The Northern House Mosquito
- Second most common mosquito in UP
- Small, mostly plain light brown in color, with no distinctive leg markings
- Usually bites at night time (7 p.m. to 6 a.m.); sometimes enters homes in the fall in search of a sheltered place to overwinter
This mosquito is the main vector of West Nile virus in this part of the U.S. Five people died of West Nile Virus in Maryland in 2015.
Mosquitoes lay their eggs in standing water. The larvae must live in water for a week before they can become a full-fledged adult. The best way to eliminate mosquitoes is to remove any areas of standing water where they can breed.
Examples of Breeding Areas
- Birdbaths and Ornamental Ponds
- Inflatable Pools and Kid Toys
- Outdoor Ornaments and Decorations
- Plant Pots and Saucers
- Puddles in Bins, Lids, or Containers
- Uncleaned Gutters and Drainpipes
- Yard Equipment, Such as Wheelbarrows or Buckets
What Can You Do?
Prevent Mosquitoes Breeding
- Always close the lids of your garbage cans.

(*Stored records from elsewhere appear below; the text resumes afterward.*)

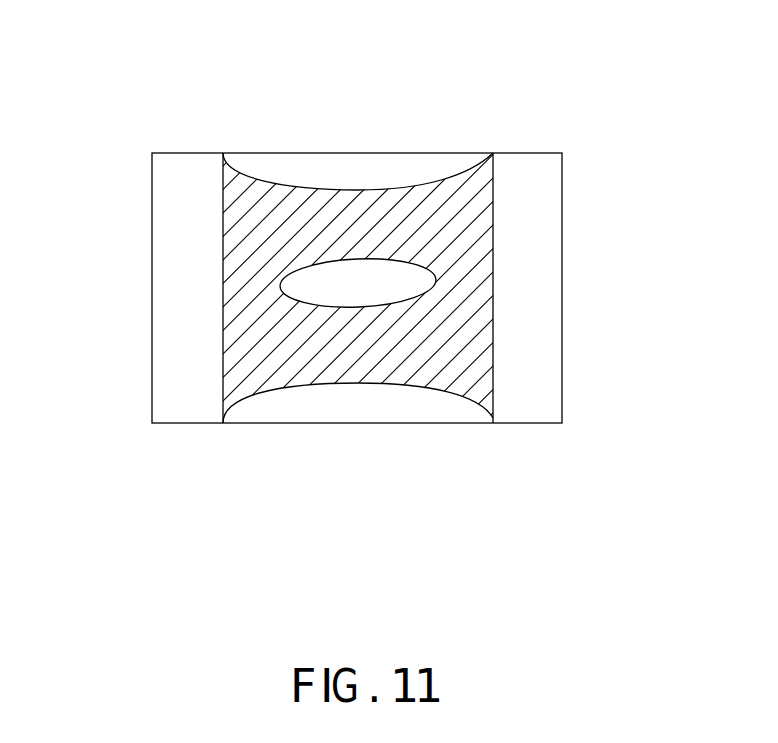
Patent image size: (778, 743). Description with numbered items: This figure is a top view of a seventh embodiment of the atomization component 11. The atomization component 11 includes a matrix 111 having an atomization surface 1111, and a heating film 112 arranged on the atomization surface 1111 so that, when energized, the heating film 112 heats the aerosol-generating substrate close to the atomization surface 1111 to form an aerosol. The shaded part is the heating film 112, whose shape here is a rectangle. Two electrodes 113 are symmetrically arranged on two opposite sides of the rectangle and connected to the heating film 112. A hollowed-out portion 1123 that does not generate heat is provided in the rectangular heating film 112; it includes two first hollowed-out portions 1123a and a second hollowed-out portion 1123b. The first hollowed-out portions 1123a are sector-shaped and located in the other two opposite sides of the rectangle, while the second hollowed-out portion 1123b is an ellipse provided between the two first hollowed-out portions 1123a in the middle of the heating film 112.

The atomization component 11 is at (87, 124).
The matrix 111 is at (348, 172).
The atomization surface 1111 is at (423, 177).
The heating film 112 is at (288, 340).
The electrode 113 is at (187, 273).
The hollowed-out portion 1123 is at (387, 418).
The first hollowed-out portion 1123a is at (382, 190).
The second hollowed-out portion 1123b is at (403, 273).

- Always turn over your wheelbarrows, buckets, toys, etc.
- Check and clean roof gutters, especially in April and May before the mosquito season starts.
- Check your yard once a week to tip or remove these water-holding containers.
- If you have an ornamental pond, use a circulation pump to aerate it, and stock the pond with fish and BTI dunks.
- Keep drains and culverts free of grass clippings, weeds and trash so water will drain properly.
- Talk to your neighbors about breeding areas that may be in their yards.
- Work with the community to educate the whole town about the issue. Organize group clean-ups.
- Apply repellent such as picaridin, DEET, or oil of lemon eucalyptus to exposed skin and/or clothing.
- Install or repair window and door screens to keep out mosquitoes.
- Try to use light colored clothing, as mosquitoes are more attracted to people in dark clothing.
- Use mosquito netting over infant carriers and strollers.
- Wear long-sleeve shirts, long pants, socks and shoes when mosquitoes are more active.